Thomas J. Tobin, the Director of Learning Design, Development and Innovation at the University of Wisconsin at Madison, echoes the above point. “What we do hasn’t actually changed all that much. How we do it has changed and shifted radically” (The Washington Post, 2020).
So what methodology will change?
“The pandemic is speeding up changes in a tremendous way,” says Bert van der Zwaan, former rector of Utrecht University in the Netherlands (Nature, 2020).
Educators have adopted a growth mindset in the wake of COVID-19. Simone Buitendijk, Vice-Chancellor of the University of Leeds states, “I want to think about how the University of Leeds can come out of the Covid crisis not just intact but actually better than we went in, and that means prioritising the things that I would have been doing anyway but are even more important now because of the Covid crisis” (Times Higher Education, 2020).
As schools move forward to 2021 in the tail end of a pandemic and beyond, they will also adopt some of the new experiences gained. Educational technology will take a greater role in the learning process. Assessment software that upholds best pedagogical practices, for instance, has a long term place in the realm of education and student learning.
According to this September 2020 Vox article, “The idea that digital technology could be used to improve higher education has been a major point of debate for at least a decade — and it’s barely gone anywhere. The pandemic is painful on many levels, but in this case, it’s forcing a huge portion of faculty members in the US to make the large upfront costs of mastering the technology to create something that will have enduring value for years to come.”
Evidence-based, data-driven decisions, central to measuring efficacy in remote learning and more easily accessible via technology, will be a part of the teaching landscape to come. “A more sustainable future will need to include a recognition of student learning versus seat time--measuring what students have learned, not just the time and effort spent learning,” states Rick Staisloff, who adds, “Successful institutions over the coming decade will put structures in place that support the move to a data-informed culture” (The Post Pandemic College, pp. 42-44).
Data-driven decisions and item analysis helped navigate the acute pains of remote learning but will also facilitate change with more chronic pain points by providing indisputable evidence and measurements.

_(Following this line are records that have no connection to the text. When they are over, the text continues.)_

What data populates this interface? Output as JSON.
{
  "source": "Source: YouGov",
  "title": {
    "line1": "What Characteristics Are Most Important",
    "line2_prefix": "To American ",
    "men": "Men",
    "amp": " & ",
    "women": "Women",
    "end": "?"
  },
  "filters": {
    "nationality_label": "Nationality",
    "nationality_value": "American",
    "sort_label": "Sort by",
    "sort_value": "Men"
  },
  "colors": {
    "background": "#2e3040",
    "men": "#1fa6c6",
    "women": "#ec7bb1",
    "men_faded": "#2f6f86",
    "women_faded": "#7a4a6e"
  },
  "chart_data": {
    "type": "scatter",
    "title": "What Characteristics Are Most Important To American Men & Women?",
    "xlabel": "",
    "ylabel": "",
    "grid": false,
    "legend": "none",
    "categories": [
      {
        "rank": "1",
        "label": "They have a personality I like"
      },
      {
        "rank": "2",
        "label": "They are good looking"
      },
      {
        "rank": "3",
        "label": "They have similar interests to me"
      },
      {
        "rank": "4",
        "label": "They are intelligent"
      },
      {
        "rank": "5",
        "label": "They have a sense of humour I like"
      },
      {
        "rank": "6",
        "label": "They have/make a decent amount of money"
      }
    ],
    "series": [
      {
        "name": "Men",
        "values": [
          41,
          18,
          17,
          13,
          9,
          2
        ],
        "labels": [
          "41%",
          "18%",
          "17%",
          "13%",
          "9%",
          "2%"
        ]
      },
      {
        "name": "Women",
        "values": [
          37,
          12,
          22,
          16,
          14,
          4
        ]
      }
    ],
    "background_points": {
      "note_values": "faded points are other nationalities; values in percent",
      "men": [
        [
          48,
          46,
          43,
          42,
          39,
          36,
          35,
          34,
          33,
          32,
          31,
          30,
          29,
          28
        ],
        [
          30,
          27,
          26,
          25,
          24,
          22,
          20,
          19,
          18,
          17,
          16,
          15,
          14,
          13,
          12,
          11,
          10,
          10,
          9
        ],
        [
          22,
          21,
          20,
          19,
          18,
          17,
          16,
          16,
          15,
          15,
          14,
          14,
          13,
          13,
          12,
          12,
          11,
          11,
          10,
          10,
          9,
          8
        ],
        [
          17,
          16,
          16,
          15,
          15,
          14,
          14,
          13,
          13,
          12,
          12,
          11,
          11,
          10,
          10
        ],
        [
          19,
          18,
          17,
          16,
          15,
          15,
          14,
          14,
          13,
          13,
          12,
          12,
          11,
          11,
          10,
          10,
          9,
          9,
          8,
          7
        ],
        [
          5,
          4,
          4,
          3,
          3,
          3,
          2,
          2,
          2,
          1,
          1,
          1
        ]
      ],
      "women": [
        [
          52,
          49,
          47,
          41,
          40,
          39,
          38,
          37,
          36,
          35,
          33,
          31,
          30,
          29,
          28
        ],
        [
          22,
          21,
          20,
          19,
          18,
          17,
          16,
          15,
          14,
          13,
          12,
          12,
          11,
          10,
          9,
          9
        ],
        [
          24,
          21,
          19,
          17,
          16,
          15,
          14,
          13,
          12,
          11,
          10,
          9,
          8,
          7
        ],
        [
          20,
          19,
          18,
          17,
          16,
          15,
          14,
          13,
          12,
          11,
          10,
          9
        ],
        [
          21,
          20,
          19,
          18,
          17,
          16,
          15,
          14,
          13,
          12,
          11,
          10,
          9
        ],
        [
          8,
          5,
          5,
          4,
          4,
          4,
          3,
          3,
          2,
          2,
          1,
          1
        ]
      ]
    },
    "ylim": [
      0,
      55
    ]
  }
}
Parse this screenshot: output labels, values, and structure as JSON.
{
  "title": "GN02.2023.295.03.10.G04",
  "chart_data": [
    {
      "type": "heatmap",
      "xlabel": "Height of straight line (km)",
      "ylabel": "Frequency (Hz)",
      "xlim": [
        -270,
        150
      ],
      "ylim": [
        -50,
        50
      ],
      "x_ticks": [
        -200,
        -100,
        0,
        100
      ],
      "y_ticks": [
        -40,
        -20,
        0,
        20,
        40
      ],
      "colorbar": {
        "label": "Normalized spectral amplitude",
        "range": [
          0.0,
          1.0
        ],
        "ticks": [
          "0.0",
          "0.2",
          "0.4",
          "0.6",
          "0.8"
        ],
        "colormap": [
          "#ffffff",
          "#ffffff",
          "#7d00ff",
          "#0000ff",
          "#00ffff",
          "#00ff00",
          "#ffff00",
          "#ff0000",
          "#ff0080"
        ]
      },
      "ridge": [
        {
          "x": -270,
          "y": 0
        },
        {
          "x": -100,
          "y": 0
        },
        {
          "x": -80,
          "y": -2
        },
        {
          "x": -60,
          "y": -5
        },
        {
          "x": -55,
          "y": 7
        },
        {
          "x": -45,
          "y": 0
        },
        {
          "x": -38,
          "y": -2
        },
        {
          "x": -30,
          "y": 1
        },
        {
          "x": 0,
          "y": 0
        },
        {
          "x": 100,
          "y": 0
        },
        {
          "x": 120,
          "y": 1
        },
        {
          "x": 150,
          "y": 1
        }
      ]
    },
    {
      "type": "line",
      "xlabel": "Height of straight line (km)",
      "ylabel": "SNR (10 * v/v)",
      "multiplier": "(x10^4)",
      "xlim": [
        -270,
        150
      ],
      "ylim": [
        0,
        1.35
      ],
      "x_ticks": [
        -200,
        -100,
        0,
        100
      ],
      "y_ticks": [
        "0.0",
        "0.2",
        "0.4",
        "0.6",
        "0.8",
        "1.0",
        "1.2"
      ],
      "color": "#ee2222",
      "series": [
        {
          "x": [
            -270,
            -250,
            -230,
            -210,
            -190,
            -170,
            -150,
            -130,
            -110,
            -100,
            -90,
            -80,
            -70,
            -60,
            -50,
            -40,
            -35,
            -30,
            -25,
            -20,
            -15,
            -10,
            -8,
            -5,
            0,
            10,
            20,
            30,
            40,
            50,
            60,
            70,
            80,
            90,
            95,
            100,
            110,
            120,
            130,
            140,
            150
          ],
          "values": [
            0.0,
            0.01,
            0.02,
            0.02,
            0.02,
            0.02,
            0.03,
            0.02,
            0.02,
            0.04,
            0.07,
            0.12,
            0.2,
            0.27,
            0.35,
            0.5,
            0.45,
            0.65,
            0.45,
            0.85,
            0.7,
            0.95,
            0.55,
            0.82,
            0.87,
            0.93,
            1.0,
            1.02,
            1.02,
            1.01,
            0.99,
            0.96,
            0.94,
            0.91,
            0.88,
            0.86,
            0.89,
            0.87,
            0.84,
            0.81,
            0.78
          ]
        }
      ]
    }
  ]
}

The end goal is more active and inclusive education. Lindy Elkins-Tanton states, “In my fantasy world, I’d hope that as we come back in person, education can move in directions where students have engagement and inquiry and ability to take some action in their education instead of just being passive. I think this is especially critical in terms of equity. This goes right along with Black Lives Matter and every push for equity and diversity that you can imagine. You have kids who come from backgrounds where they weren’t given power, where they don’t have resources. And you put them in classrooms where they’re taught to sit down and be quiet — you’re taking away their agency” (The Verge, 2020).
The need for permanent changes in higher education is undeniable. And while the ongoing disruption that began in 2020 has upended decades of traditional curricula and teaching materials, there is now an opportunity to make education more equitable, accessible, and accompanied by data that supports student learning and teaching efficacy.